Years in the past the Instances critic Walter Kerr wrote about his not keeping Playbills, contemplating the psychology of the collector, saying it “isn’t a matter of wallowing in nostalgia”; it’s at all times about in search of the subsequent addition to the gathering. I’ve to disagree. When my buddies recommend placing my applications in binders or frames or remodeling them into stylish Instagrammable décor, I resist, as a result of I’m not the collector Kerr imagined. I do wallow — or I’d say, extra precisely, bask — in my reminiscences, and I don’t need these previous performances to be displayed like trophies; I need to contact them, as if I may take these moments themselves into my fingers. It’s my little act of witchcraft: I thumb by the pages and all of the sudden it’s resurrected — my feeling at 18, sitting with my aunt within the Richard Rodgers Theater watching “In the Heights.”

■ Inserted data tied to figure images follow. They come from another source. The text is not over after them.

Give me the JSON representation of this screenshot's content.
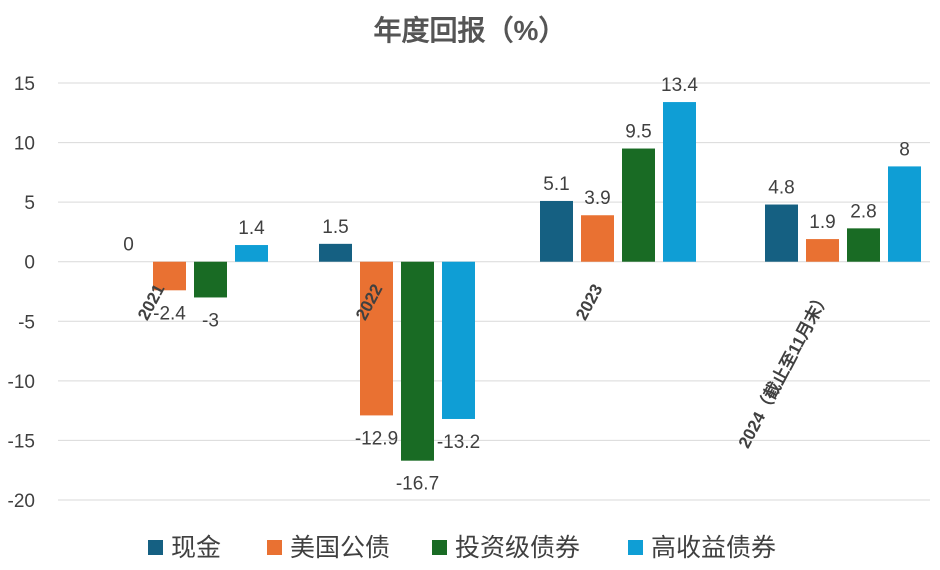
{
  "chart_data": {
    "type": "bar",
    "title": "年度回报（%）",
    "categories": [
      "2021",
      "2022",
      "2023",
      "2024（截止至11月末）"
    ],
    "series": [
      {
        "name": "现金",
        "color": "#156082",
        "values": [
          0,
          1.5,
          5.1,
          4.8
        ]
      },
      {
        "name": "美国公债",
        "color": "#E97132",
        "values": [
          -2.4,
          -12.9,
          3.9,
          1.9
        ]
      },
      {
        "name": "投资级债券",
        "color": "#196B24",
        "values": [
          -3,
          -16.7,
          9.5,
          2.8
        ]
      },
      {
        "name": "高收益债券",
        "color": "#0F9ED5",
        "values": [
          1.4,
          -13.2,
          13.4,
          8
        ]
      }
    ],
    "data_labels": [
      [
        "0",
        "1.5",
        "5.1",
        "4.8"
      ],
      [
        "-2.4",
        "-12.9",
        "3.9",
        "1.9"
      ],
      [
        "-3",
        "-16.7",
        "9.5",
        "2.8"
      ],
      [
        "1.4",
        "-13.2",
        "13.4",
        "8"
      ]
    ],
    "yticks": [
      "15",
      "10",
      "5",
      "0",
      "-5",
      "-10",
      "-15",
      "-20"
    ],
    "ylim": [
      -20,
      15
    ],
    "xlabel": "",
    "ylabel": "",
    "grid": true,
    "legend_position": "bottom"
  }
}
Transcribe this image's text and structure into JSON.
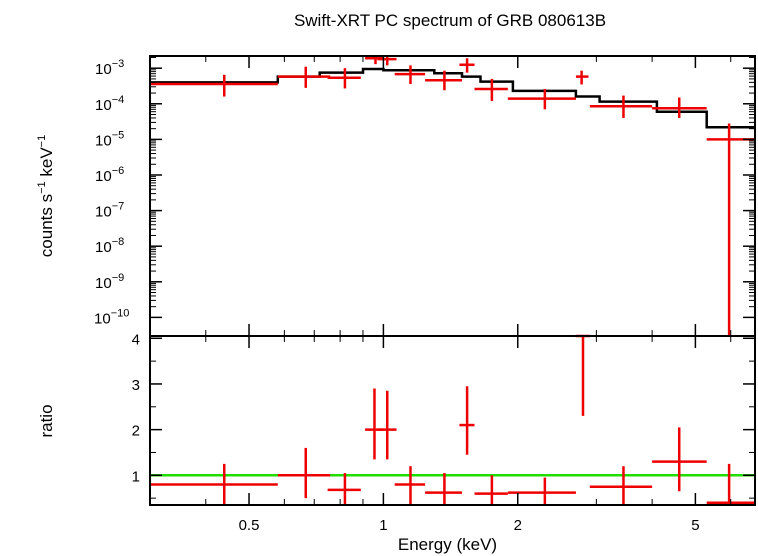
{
  "chart_data": [
    {
      "type": "line",
      "panel": "spectrum",
      "title": "Swift-XRT PC spectrum of GRB 080613B",
      "ylabel_html": "counts s<tspan dy='-6' font-size='11'>−1</tspan><tspan dy='6'> keV</tspan><tspan dy='-6' font-size='11'>−1</tspan>",
      "ylabel_parts": [
        "counts s",
        "−1",
        " keV",
        "−1"
      ],
      "x_scale": "log",
      "y_scale": "log",
      "xlim": [
        0.3,
        6.8
      ],
      "ylim": [
        3e-11,
        0.0022
      ],
      "y_ticks": [
        {
          "value": 0.001,
          "base": "10",
          "exp": "−3"
        },
        {
          "value": 0.0001,
          "base": "10",
          "exp": "−4"
        },
        {
          "value": 1e-05,
          "base": "10",
          "exp": "−5"
        },
        {
          "value": 1e-06,
          "base": "10",
          "exp": "−6"
        },
        {
          "value": 1e-07,
          "base": "10",
          "exp": "−7"
        },
        {
          "value": 1e-08,
          "base": "10",
          "exp": "−8"
        },
        {
          "value": 1e-09,
          "base": "10",
          "exp": "−9"
        },
        {
          "value": 1e-10,
          "base": "10",
          "exp": "−10"
        }
      ],
      "model_color": "#000000",
      "data_color": "#ee0000",
      "series": [
        {
          "name": "",
          "kind": "model-step",
          "x_edges": [
            0.3,
            0.58,
            0.72,
            0.9,
            1.0,
            1.3,
            1.5,
            1.65,
            1.95,
            2.7,
            3.05,
            4.1,
            5.3,
            6.8
          ],
          "y": [
            0.0004,
            0.00058,
            0.00075,
            0.00095,
            0.00088,
            0.00072,
            0.00058,
            0.00042,
            0.00023,
            0.00016,
            0.000115,
            6e-05,
            2.2e-05
          ]
        },
        {
          "name": "",
          "kind": "data-crosses",
          "points": [
            {
              "x": 0.44,
              "xlo": 0.3,
              "xhi": 0.58,
              "y": 0.00036,
              "ylo": 0.00016,
              "yhi": 0.00065
            },
            {
              "x": 0.67,
              "xlo": 0.58,
              "xhi": 0.76,
              "y": 0.00058,
              "ylo": 0.00028,
              "yhi": 0.0011
            },
            {
              "x": 0.82,
              "xlo": 0.75,
              "xhi": 0.89,
              "y": 0.00054,
              "ylo": 0.00027,
              "yhi": 0.001
            },
            {
              "x": 0.96,
              "xlo": 0.91,
              "xhi": 1.0,
              "y": 0.0019,
              "ylo": 0.0013,
              "yhi": 0.0022
            },
            {
              "x": 1.02,
              "xlo": 0.97,
              "xhi": 1.07,
              "y": 0.0018,
              "ylo": 0.0012,
              "yhi": 0.0022
            },
            {
              "x": 1.15,
              "xlo": 1.06,
              "xhi": 1.24,
              "y": 0.00068,
              "ylo": 0.00036,
              "yhi": 0.0012
            },
            {
              "x": 1.37,
              "xlo": 1.24,
              "xhi": 1.5,
              "y": 0.00046,
              "ylo": 0.00024,
              "yhi": 0.00085
            },
            {
              "x": 1.54,
              "xlo": 1.48,
              "xhi": 1.6,
              "y": 0.00125,
              "ylo": 0.00075,
              "yhi": 0.0019
            },
            {
              "x": 1.75,
              "xlo": 1.6,
              "xhi": 1.9,
              "y": 0.00026,
              "ylo": 0.00012,
              "yhi": 0.0005
            },
            {
              "x": 2.3,
              "xlo": 1.9,
              "xhi": 2.7,
              "y": 0.00014,
              "ylo": 7e-05,
              "yhi": 0.00026
            },
            {
              "x": 2.78,
              "xlo": 2.7,
              "xhi": 2.88,
              "y": 0.00058,
              "ylo": 0.00035,
              "yhi": 0.00085
            },
            {
              "x": 3.45,
              "xlo": 2.9,
              "xhi": 4.0,
              "y": 8.5e-05,
              "ylo": 4e-05,
              "yhi": 0.00017
            },
            {
              "x": 4.6,
              "xlo": 4.0,
              "xhi": 5.3,
              "y": 7.5e-05,
              "ylo": 4e-05,
              "yhi": 0.00015
            },
            {
              "x": 5.95,
              "xlo": 5.3,
              "xhi": 6.8,
              "y": 1e-05,
              "ylo": 3e-11,
              "yhi": 2.8e-05
            }
          ]
        }
      ]
    },
    {
      "type": "scatter",
      "panel": "ratio",
      "ylabel": "ratio",
      "xlabel": "Energy (keV)",
      "x_scale": "log",
      "xlim": [
        0.3,
        6.8
      ],
      "ylim": [
        0.35,
        4.05
      ],
      "x_ticks": [
        {
          "value": 0.5,
          "label": "0.5"
        },
        {
          "value": 1,
          "label": "1"
        },
        {
          "value": 2,
          "label": "2"
        },
        {
          "value": 5,
          "label": "5"
        }
      ],
      "x_minor_ticks": [
        0.3,
        0.4,
        0.6,
        0.7,
        0.8,
        0.9,
        3,
        4,
        6
      ],
      "y_ticks": [
        {
          "value": 1,
          "label": "1"
        },
        {
          "value": 2,
          "label": "2"
        },
        {
          "value": 3,
          "label": "3"
        },
        {
          "value": 4,
          "label": "4"
        }
      ],
      "reference_line": {
        "y": 1,
        "color": "#22dd00"
      },
      "data_color": "#ee0000",
      "points": [
        {
          "x": 0.44,
          "xlo": 0.3,
          "xhi": 0.58,
          "y": 0.8,
          "ylo": 0.35,
          "yhi": 1.25
        },
        {
          "x": 0.67,
          "xlo": 0.58,
          "xhi": 0.76,
          "y": 1.0,
          "ylo": 0.5,
          "yhi": 1.6
        },
        {
          "x": 0.82,
          "xlo": 0.75,
          "xhi": 0.89,
          "y": 0.68,
          "ylo": 0.35,
          "yhi": 1.05
        },
        {
          "x": 0.955,
          "xlo": 0.91,
          "xhi": 1.0,
          "y": 2.0,
          "ylo": 1.35,
          "yhi": 2.9
        },
        {
          "x": 1.02,
          "xlo": 0.97,
          "xhi": 1.07,
          "y": 2.0,
          "ylo": 1.35,
          "yhi": 2.85
        },
        {
          "x": 1.15,
          "xlo": 1.06,
          "xhi": 1.24,
          "y": 0.8,
          "ylo": 0.35,
          "yhi": 1.2
        },
        {
          "x": 1.37,
          "xlo": 1.24,
          "xhi": 1.5,
          "y": 0.62,
          "ylo": 0.35,
          "yhi": 1.05
        },
        {
          "x": 1.54,
          "xlo": 1.48,
          "xhi": 1.6,
          "y": 2.1,
          "ylo": 1.45,
          "yhi": 2.95
        },
        {
          "x": 1.75,
          "xlo": 1.6,
          "xhi": 1.9,
          "y": 0.6,
          "ylo": 0.35,
          "yhi": 1.0
        },
        {
          "x": 2.3,
          "xlo": 1.9,
          "xhi": 2.7,
          "y": 0.62,
          "ylo": 0.35,
          "yhi": 0.95
        },
        {
          "x": 2.8,
          "xlo": 2.7,
          "xhi": 2.9,
          "y": 4.05,
          "ylo": 2.3,
          "yhi": 4.05
        },
        {
          "x": 3.45,
          "xlo": 2.9,
          "xhi": 4.0,
          "y": 0.75,
          "ylo": 0.35,
          "yhi": 1.2
        },
        {
          "x": 4.6,
          "xlo": 4.0,
          "xhi": 5.3,
          "y": 1.3,
          "ylo": 0.65,
          "yhi": 2.05
        },
        {
          "x": 5.95,
          "xlo": 5.3,
          "xhi": 6.8,
          "y": 0.4,
          "ylo": 0.35,
          "yhi": 1.25
        }
      ]
    }
  ]
}
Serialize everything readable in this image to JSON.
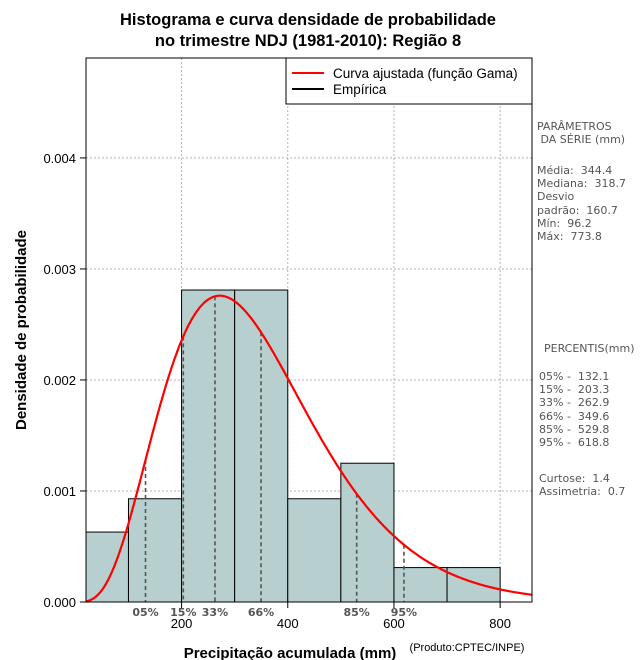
{
  "chart_data": {
    "type": "bar",
    "title_line1": "Histograma e curva densidade de probabilidade",
    "title_line2": "no trimestre NDJ (1981-2010): Região 8",
    "xlabel": "Precipitação acumulada (mm)",
    "xlabel_note": "(Produto:CPTEC/INPE)",
    "ylabel": "Densidade de probabilidade",
    "xlim": [
      20,
      860
    ],
    "ylim": [
      0,
      0.0049
    ],
    "xticks": [
      200,
      400,
      600,
      800
    ],
    "xtick_labels": [
      "200",
      "400",
      "600",
      "800"
    ],
    "yticks": [
      0,
      0.001,
      0.002,
      0.003,
      0.004
    ],
    "ytick_labels": [
      "0.000",
      "0.001",
      "0.002",
      "0.003",
      "0.004"
    ],
    "grid": true,
    "bins": [
      {
        "x0": 20,
        "x1": 100,
        "density": 0.00063
      },
      {
        "x0": 100,
        "x1": 200,
        "density": 0.00093
      },
      {
        "x0": 200,
        "x1": 300,
        "density": 0.00281
      },
      {
        "x0": 300,
        "x1": 400,
        "density": 0.00281
      },
      {
        "x0": 400,
        "x1": 500,
        "density": 0.00093
      },
      {
        "x0": 500,
        "x1": 600,
        "density": 0.00125
      },
      {
        "x0": 600,
        "x1": 700,
        "density": 0.00031
      },
      {
        "x0": 700,
        "x1": 800,
        "density": 0.00031
      }
    ],
    "gamma_fit": {
      "shape": 4.7,
      "scale": 73.5
    },
    "percentile_lines": [
      {
        "label": "05%",
        "x": 132.1
      },
      {
        "label": "15%",
        "x": 203.3
      },
      {
        "label": "33%",
        "x": 262.9
      },
      {
        "label": "66%",
        "x": 349.6
      },
      {
        "label": "85%",
        "x": 529.8
      },
      {
        "label": "95%",
        "x": 618.8
      }
    ],
    "legend": [
      {
        "label": "Curva ajustada (função Gama)",
        "color": "#ff0000"
      },
      {
        "label": "Empírica",
        "color": "#000000"
      }
    ],
    "legend_position": "top-right"
  },
  "colors": {
    "bar_fill": "#b7cfcf",
    "curve": "#ff0000",
    "grid": "#b3b3b3",
    "percentile": "#555555"
  },
  "side_panel": {
    "params_title": "PARÂMETROS\n DA SÉRIE (mm)",
    "stats": "Média:  344.4\nMediana:  318.7\nDesvio\npadrão:  160.7\nMín:  96.2\nMáx:  773.8",
    "percentis_title": "PERCENTIS(mm)",
    "percentis": "05% -  132.1\n15% -  203.3\n33% -  262.9\n66% -  349.6\n85% -  529.8\n95% -  618.8",
    "moments": "Curtose:  1.4\nAssimetria:  0.7"
  }
}
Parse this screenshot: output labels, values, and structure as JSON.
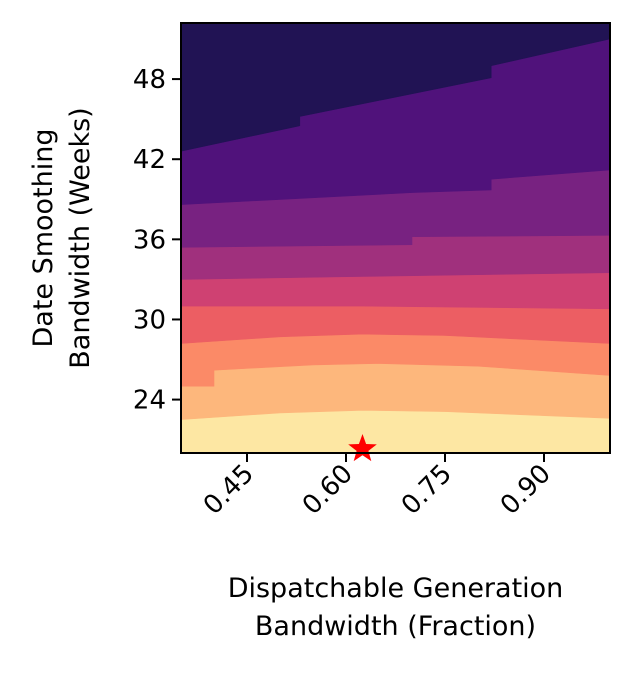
{
  "chart_data": {
    "type": "contour",
    "title": "",
    "xlabel": [
      "Dispatchable Generation",
      "Bandwidth (Fraction)"
    ],
    "ylabel": [
      "Date Smoothing",
      "Bandwidth (Weeks)"
    ],
    "xlim": [
      0.35,
      1.0
    ],
    "ylim": [
      20.0,
      52.2
    ],
    "xticks": [
      {
        "value": 0.45,
        "label": "0.45"
      },
      {
        "value": 0.6,
        "label": "0.60"
      },
      {
        "value": 0.75,
        "label": "0.75"
      },
      {
        "value": 0.9,
        "label": "0.90"
      }
    ],
    "yticks": [
      {
        "value": 24,
        "label": "24"
      },
      {
        "value": 30,
        "label": "30"
      },
      {
        "value": 36,
        "label": "36"
      },
      {
        "value": 42,
        "label": "42"
      },
      {
        "value": 48,
        "label": "48"
      }
    ],
    "colormap": "magma",
    "grid": false,
    "legend": "none",
    "optimum_marker": {
      "x": 0.625,
      "y": 20.3,
      "shape": "star",
      "color": "#ff0000"
    },
    "contour_levels": [
      {
        "level": 1,
        "color": "#fde7a3",
        "boundary": [
          [
            0.35,
            20.8
          ],
          [
            0.5,
            21.0
          ],
          [
            0.625,
            21.1
          ],
          [
            0.75,
            21.0
          ],
          [
            1.0,
            20.6
          ]
        ]
      },
      {
        "level": 2,
        "color": "#fdb77c",
        "boundary": [
          [
            0.35,
            22.5
          ],
          [
            0.5,
            23.0
          ],
          [
            0.625,
            23.2
          ],
          [
            0.75,
            23.1
          ],
          [
            1.0,
            22.6
          ]
        ]
      },
      {
        "level": 3,
        "color": "#fb8a67",
        "boundary": [
          [
            0.35,
            25.0
          ],
          [
            0.4,
            25.0
          ],
          [
            0.4,
            26.2
          ],
          [
            0.55,
            26.6
          ],
          [
            0.65,
            26.7
          ],
          [
            0.8,
            26.5
          ],
          [
            1.0,
            25.8
          ]
        ]
      },
      {
        "level": 4,
        "color": "#ec5e63",
        "boundary": [
          [
            0.35,
            28.2
          ],
          [
            0.5,
            28.7
          ],
          [
            0.625,
            28.9
          ],
          [
            0.75,
            28.8
          ],
          [
            1.0,
            28.2
          ]
        ]
      },
      {
        "level": 5,
        "color": "#cf4172",
        "boundary": [
          [
            0.35,
            31.0
          ],
          [
            0.625,
            31.0
          ],
          [
            1.0,
            30.8
          ]
        ]
      },
      {
        "level": 6,
        "color": "#a0307d",
        "boundary": [
          [
            0.35,
            33.0
          ],
          [
            0.6,
            33.2
          ],
          [
            1.0,
            33.5
          ]
        ]
      },
      {
        "level": 7,
        "color": "#782281",
        "boundary": [
          [
            0.35,
            35.4
          ],
          [
            0.7,
            35.6
          ],
          [
            0.7,
            36.2
          ],
          [
            1.0,
            36.3
          ]
        ]
      },
      {
        "level": 8,
        "color": "#50127b",
        "boundary": [
          [
            0.35,
            38.6
          ],
          [
            0.7,
            39.5
          ],
          [
            0.82,
            39.7
          ],
          [
            0.82,
            40.5
          ],
          [
            1.0,
            41.2
          ]
        ]
      },
      {
        "level": 9,
        "color": "#211354",
        "boundary": [
          [
            0.35,
            42.6
          ],
          [
            0.53,
            44.5
          ],
          [
            0.53,
            45.2
          ],
          [
            0.82,
            48.1
          ],
          [
            0.82,
            49.0
          ],
          [
            1.0,
            51.0
          ]
        ]
      }
    ]
  }
}
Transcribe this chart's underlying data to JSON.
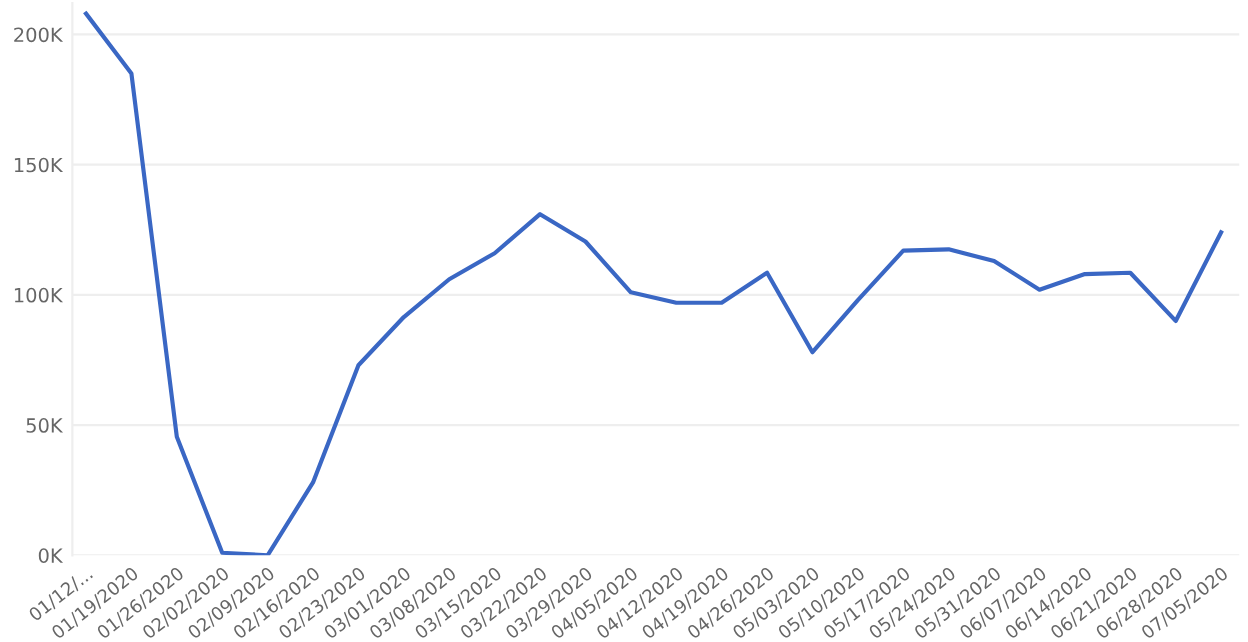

I do know it might sound foolish to be so hooked up to somewhat promotional booklet — or, in some instances, a single unadorned piece of folded card inventory or sheet of printer paper — and picture it represents mourning when there are a lot of different issues to mourn in the intervening time. And by now I do know I’m stalling, am nonetheless watching piles of Playbills on the mattress as an alternative of packing plates and mugs. It happens to me that proper now, if it have been a traditional Sunday a yr in the past, I’d be leaving for a Sunday matinee.
One of many greatest challenges of being a critic is accounting for the artwork being made within the current but in addition recalling the previous. We bear witness to artwork, writing about it so folks know it’s there, that it’s occurring, that it occurred. However as I’ve already mentioned, reminiscence is flawed, and so are we. We’re at all times within the strategy of forgetting some element or one other: final Wednesday’s breakfast, the telephone variety of a childhood dwelling, the opening variety of a musical from 2013, the colour of a costume an actress wore onstage simply final yr. They go one after the other.
So, I pack up my Playbills for the productions I recall and those I don’t. When theater returns, I’ll accumulate extra to shelve with the others and look by them after I’m feeling nostalgic. And I’ll know that though I’ll not bear in mind the particulars of each single efficiency or set, there’s nonetheless one thing valuable within the data that for one particular second in time, one thing particular occurred, I noticed it, I used to be there.